Figure 1: Correlation values between PAGES2k reconstructions and PMIP3 (grey) and pre-PMIP3 (black) simulations. Regions are depicted with colors. The full (empty) circles indicate a correlation value (not) significantly different from zero (p<0.05). The gray shaded area highlights the simulations that included a comparatively lower solar forcing variability scenario. Time series were 31-year low pass filtered and the full period of overlap between simulations and reconstructions used. See Table 5.A.1 in Masson-Delmotte et al. (2014) for details on model names and forcing.

Several issues from the discussions can be highlighted. For instance, significant correlations between regional temperature reconstructions and climate model simulations (Fig. 1) suggest that, at multidecadal scales and above, regional temperatures respond to external forcing (PAGES2k Consortium 2013; Sundberg et al. 2012; Schurer et al. 2014). The specific fingerprints of volcanic, solar and anthropogenic contributions were analyzed from the perspective of various methodologies, with the role of solar forcing being acknowledged as comparatively smaller. The inter-regional correlations were shown to be lower in the reconstructions than within the models’ world, the latter evidencing a more homogeneous spatial temperature response. The implications of these differences for climate reconstructions and also for the assessment of confidence in climate models were discussed.

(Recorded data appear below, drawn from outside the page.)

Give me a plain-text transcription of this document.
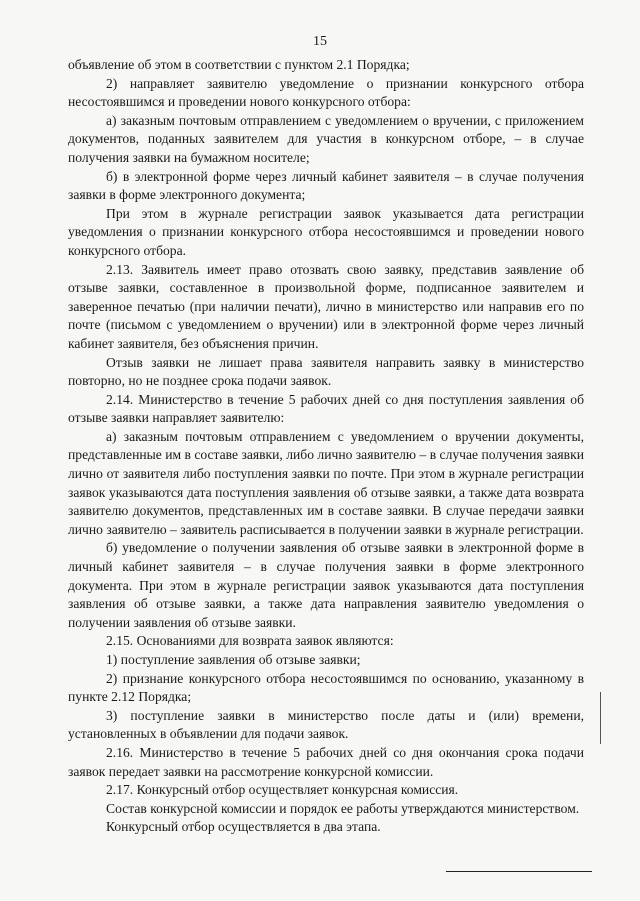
15

объявление об этом в соответствии с пунктом 2.1 Порядка;

2) направляет заявителю уведомление о признании конкурсного отбора несостоявшимся и проведении нового конкурсного отбора:

а) заказным почтовым отправлением с уведомлением о вручении, с приложением документов, поданных заявителем для участия в конкурсном отборе, – в случае получения заявки на бумажном носителе;

б) в электронной форме через личный кабинет заявителя – в случае получения заявки в форме электронного документа;

При этом в журнале регистрации заявок указывается дата регистрации уведомления о признании конкурсного отбора несостоявшимся и проведении нового конкурсного отбора.

2.13. Заявитель имеет право отозвать свою заявку, представив заявление об отзыве заявки, составленное в произвольной форме, подписанное заявителем и заверенное печатью (при наличии печати), лично в министерство или направив его по почте (письмом с уведомлением о вручении) или в электронной форме через личный кабинет заявителя, без объяснения причин.

Отзыв заявки не лишает права заявителя направить заявку в министерство повторно, но не позднее срока подачи заявок.

2.14. Министерство в течение 5 рабочих дней со дня поступления заявления об отзыве заявки направляет заявителю:

а) заказным почтовым отправлением с уведомлением о вручении документы, представленные им в составе заявки, либо лично заявителю – в случае получения заявки лично от заявителя либо поступления заявки по почте. При этом в журнале регистрации заявок указываются дата поступления заявления об отзыве заявки, а также дата возврата заявителю документов, представленных им в составе заявки. В случае передачи заявки лично заявителю – заявитель расписывается в получении заявки в журнале регистрации.

б) уведомление о получении заявления об отзыве заявки в электронной форме в личный кабинет заявителя – в случае получения заявки в форме электронного документа. При этом в журнале регистрации заявок указываются дата поступления заявления об отзыве заявки, а также дата направления заявителю уведомления о получении заявления об отзыве заявки.

2.15. Основаниями для возврата заявок являются:

1) поступление заявления об отзыве заявки;

2) признание конкурсного отбора несостоявшимся по основанию, указанному в пункте 2.12 Порядка;

3) поступление заявки в министерство после даты и (или) времени, установленных в объявлении для подачи заявок.

2.16. Министерство в течение 5 рабочих дней со дня окончания срока подачи заявок передает заявки на рассмотрение конкурсной комиссии.

2.17. Конкурсный отбор осуществляет конкурсная комиссия.

Состав конкурсной комиссии и порядок ее работы утверждаются министерством.

Конкурсный отбор осуществляется в два этапа.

The reconstructions of modes of atmosphere and ocean variability such as PDO, ENSO, IPO, PNA, NAO, SAM or the gyre system in the North Atlantic were presented. In most cases, they show very limited resemblance to their simulated counterparts. This suggests an overall lack of evidence for a direct external forcing imprint on the variability of many climate modes. Since internal variability seems to be the dominant factor, model simulations are useful for identifying the dynamics explaining some of the reconstructed changes. However, a more fundamental issue with methodological implications is the limited agreement found in various reconstructions of particular modes. Such inconsistencies may reflect large spatial changes in the positions of the centers of action that are not captured with index definitions based on fixed locations or eigenvector approaches. Here, model-guided mode definition and proxy-site selection (e.g. Lehner et al. 2012) appears to emerge as a promising field of research.